Wren steps toward her—so close Aurora could swear she’s going to reach out for her hands. Wren’s lips part, and she pauses, as though holding back what she really wants to say. Her mouth waits like that, open just slightly, and Aurora feels overcome with the need to touch her.

“We are on the same side,” Wren says finally, softly; Aurora has to lean toward her to hear it. “But we are far apart, you and I. You’re a princess, I’m a servant.”

“But surely—”

Wren raises a hand, and the protestations die in Aurora’s throat. “I’ve already said, you don’t understand, and you can’t possibly. The best you can do is keep your distance until we reach Malfleur. If we reach her.”

And then she vanishes into the dense woods, leaving Aurora alone.

The silence when she’s gone seems to vibrate the mist, making the tiny hairs on Aurora’s arms stand on end. Aurora finds she is shaking, and not just from the cold.

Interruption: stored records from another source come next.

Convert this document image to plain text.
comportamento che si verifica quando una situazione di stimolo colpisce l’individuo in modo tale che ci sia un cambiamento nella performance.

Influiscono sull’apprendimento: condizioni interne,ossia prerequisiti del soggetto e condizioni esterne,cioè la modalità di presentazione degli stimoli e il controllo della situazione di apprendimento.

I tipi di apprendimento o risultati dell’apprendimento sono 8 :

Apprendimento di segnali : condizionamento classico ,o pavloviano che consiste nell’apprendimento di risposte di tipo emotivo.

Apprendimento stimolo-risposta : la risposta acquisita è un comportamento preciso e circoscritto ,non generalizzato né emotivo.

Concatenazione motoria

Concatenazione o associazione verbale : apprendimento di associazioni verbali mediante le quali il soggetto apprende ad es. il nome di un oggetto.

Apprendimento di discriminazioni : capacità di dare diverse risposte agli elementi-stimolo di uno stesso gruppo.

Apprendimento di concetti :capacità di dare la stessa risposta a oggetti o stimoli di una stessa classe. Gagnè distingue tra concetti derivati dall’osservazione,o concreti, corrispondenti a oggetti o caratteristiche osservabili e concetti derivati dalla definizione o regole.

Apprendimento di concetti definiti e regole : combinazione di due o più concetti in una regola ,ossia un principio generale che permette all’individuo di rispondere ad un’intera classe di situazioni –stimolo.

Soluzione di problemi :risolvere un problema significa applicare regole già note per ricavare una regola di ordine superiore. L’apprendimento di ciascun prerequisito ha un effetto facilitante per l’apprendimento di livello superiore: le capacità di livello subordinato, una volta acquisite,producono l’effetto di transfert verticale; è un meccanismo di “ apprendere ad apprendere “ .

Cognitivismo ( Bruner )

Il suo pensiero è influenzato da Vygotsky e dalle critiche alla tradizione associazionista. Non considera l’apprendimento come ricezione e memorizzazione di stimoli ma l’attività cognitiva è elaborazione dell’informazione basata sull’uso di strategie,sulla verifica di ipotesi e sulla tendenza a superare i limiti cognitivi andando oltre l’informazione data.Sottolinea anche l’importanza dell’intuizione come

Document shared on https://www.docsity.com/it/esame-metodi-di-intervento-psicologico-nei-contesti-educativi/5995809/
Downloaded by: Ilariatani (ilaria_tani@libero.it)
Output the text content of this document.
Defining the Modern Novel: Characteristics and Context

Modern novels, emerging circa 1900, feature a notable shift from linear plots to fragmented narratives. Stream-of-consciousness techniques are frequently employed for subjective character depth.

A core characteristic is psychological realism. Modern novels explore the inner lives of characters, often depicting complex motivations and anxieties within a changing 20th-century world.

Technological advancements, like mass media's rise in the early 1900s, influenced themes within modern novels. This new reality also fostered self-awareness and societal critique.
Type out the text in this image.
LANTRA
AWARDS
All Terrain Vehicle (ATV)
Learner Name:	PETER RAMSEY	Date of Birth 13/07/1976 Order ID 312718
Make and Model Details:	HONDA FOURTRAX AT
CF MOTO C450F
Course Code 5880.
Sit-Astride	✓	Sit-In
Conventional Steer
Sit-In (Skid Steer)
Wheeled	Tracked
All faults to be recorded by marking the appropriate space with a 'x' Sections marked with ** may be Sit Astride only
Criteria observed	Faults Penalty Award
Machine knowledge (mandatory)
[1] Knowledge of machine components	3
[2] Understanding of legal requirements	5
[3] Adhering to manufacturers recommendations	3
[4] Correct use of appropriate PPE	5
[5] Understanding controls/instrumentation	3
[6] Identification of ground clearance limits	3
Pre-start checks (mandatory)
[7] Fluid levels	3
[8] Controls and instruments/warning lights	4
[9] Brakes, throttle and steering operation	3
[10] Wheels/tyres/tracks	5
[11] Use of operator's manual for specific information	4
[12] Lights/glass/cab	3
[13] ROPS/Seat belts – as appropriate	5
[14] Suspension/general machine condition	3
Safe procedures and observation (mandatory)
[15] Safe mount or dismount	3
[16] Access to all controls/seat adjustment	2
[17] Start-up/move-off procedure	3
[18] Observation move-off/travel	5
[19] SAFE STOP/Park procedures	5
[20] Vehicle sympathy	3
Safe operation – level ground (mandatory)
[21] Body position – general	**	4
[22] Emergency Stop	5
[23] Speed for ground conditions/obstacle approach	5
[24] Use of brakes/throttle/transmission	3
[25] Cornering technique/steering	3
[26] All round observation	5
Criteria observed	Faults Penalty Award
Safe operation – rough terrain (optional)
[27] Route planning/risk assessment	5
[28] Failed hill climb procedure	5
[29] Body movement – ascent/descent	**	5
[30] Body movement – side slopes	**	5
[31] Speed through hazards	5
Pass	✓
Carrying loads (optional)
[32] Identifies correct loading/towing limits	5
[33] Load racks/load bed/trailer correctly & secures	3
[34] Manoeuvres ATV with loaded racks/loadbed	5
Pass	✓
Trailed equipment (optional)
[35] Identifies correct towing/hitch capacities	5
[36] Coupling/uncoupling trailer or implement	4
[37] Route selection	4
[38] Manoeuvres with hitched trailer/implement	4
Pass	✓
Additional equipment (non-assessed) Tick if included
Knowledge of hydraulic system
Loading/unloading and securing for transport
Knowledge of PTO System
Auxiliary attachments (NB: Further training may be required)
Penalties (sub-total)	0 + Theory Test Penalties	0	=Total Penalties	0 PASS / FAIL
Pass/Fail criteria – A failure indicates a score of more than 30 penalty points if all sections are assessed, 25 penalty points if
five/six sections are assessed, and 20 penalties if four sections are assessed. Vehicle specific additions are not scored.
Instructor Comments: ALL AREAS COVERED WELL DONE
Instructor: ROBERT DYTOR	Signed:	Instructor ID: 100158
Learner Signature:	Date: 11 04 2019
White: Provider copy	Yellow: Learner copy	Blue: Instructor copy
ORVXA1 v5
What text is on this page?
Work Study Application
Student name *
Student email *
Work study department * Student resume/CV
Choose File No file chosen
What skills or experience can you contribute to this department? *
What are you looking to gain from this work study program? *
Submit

She had thought Wren was beginning to warm to her. She had thought, if not a true friendship, then some sort of bond had started to develop between them. But now she feels slapped in the face—her cheeks sting with the humiliation of it, the frustration. She feels more certain than ever that Wren is hiding something, has been hiding something for a while now. Perhaps since before their journey even began. Here they are, both risking their lives, not just for Heath but for all the Sommeilians, and for Delucians too. Why should Wren keep secrets? And how dare she withhold her trust, when it’s the one and only thing Aurora has asked of her?